El 5 de enero de 1895, el de la noche de Reyes, se ejecutaba la sentencia que condenaba al capitán Alfred Dreyfus a cadena perpetua por un caso de espionaje en el ejército francés. En medio de un ritual protocolario propio de una época de solemnidad crepuscular, Dreyfus, cuya sentencia había gozado inicialmente del beneplácito de la ciudadanía, era degradado de sus galones y desposeído de sus armas; pasaba de oficial a presidiario. En 1895, mientras Dreyfus se pudría en la Isla del Diablo, nacía el cinematógrafo. Así, mientras los hermanos Lumiérè registraban las primeras filmaciones cinematográficas; esos trenes de sombra que cambiarían el mundo, el caso Dreyfus cambiaba, al menos, el mundo francés. Eso es lo que Roman Polanski narra con solvencia y clasicismo en El oficial y el espía, un título al que se le han querido ver reverberaciones del caso Polanski. El autor de La semilla del diablo lo ha dicho muy claro, quienes vean aquí algún intento de abrochar la biografía de Polanski con la de Dreyfus, se están equivocando.

Volvamos al tiempo de los hechos. Once años después de aquella ceremonia con la que comienza Polanski su película; en 1906, Alice Guy, una de las más madrugadoras directoras, presentaba su comedia, Las consecuencias del feminismo y un biopic sobre Cristo. La primera invertía los roles entre hombres y mujeres provocando una revuelta; los hombres no aceptaban el rol de amas de casa. La segunda, ilustraba la pasión de Jesús con toques más humanos que épicos. Ese año, el capitán Dreyfus era exonerado de su culpa y readmitido en el ejército francés en medio de una Francia dividida en dos. Las cosas estaban cambiando. ¿De verdad?

Polanski se sirve del caso Dreyfus para ilustrar los hechos de aquel comienzo de siglo con la intención de iluminar el presente. El resultado deslumbra y abruma por la frustración de comprender y de comprobar que las reglas del poder permanecen inalterables. Los pasillos del hacer político conservan los mismos cadáveres inocentes y se bañan en la misma perversidad, hecha de conveniencia y pragmatismo. La última secuencia, prescindible pero decisiva, ese encuentro entre el oficial y el espía, da fe de ello.

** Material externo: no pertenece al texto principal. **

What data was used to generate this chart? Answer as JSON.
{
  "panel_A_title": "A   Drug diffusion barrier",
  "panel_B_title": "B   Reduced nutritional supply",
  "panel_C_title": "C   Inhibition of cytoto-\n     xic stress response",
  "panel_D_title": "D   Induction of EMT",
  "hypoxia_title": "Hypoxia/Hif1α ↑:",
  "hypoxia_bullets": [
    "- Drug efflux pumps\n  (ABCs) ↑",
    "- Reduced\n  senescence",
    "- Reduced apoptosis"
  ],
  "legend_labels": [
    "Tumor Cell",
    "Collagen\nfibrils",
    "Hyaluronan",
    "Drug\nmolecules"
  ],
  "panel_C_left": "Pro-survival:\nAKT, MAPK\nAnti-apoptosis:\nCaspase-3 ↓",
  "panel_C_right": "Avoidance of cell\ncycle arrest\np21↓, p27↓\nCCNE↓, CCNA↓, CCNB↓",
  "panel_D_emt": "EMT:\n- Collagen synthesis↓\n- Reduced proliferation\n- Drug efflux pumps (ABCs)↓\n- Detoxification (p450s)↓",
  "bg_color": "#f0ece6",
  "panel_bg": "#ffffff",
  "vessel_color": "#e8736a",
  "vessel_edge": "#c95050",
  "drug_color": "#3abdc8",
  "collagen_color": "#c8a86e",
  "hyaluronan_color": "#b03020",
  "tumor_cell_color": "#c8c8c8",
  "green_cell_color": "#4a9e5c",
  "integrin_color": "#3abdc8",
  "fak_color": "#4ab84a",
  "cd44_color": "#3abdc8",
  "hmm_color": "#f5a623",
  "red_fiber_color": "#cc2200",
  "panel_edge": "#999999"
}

Para su relato, basado en la novela de Robert Harris, Polanski convoca a todos esos personajes reales que van de Mathieu Dreyfus a Ferdinand Esterhazy; de Hubert-Joseph Henry a Bernard Lazare; de Auguste Mercier al mismísimo Émile Zola; pero en especial dedica un total protagonismo a Georges Picquart, el teniente coronel encargado del contraespionaje que descubrió la falsedad de las acusaciones contra Dreyfus y que acabó involucrado en todo el proceso de reparación y de lucha contra el alto mando del ejército. Es en Picquart donde Polanski encuentra su contrapunto. De hecho, en el único momento en el que Polanski hace un cameo, recoge un movimiento de cámara que une el figurante que Polanski encarna, con el propio Picquart y su amante en la película, interpretada por la esposa de Polanski en la vida real, Emmanuelle Seigner. Pero más allá de elucubraciones y coincidencias preñadas de sentido, lo definitivo emana de su naturaleza de filme poliédrico lleno de zonas de penumbra y desasosiego.

Aunque el director polaco (y judío) bebe de los hechos reales, su querencia de fabulador cinematográfico le aleja del documental para llevarlo al mundo del espectáculo. En esta obra hay composición y ritmo. La música resulta fundamental y las coreografías dotan de grandiosidad un proceso que deja airear las vergüenzas de la condición humana. No estamos ante un relato de buenos y malos; en todo caso hay víctimas y verdugos; mártires y fieras; cobardes y hombres de honor. Un resumen que no puede evitar cabos sueltos, pero que logra su objetivo; recordar que lo que paso con Dreyfus sigue pasando.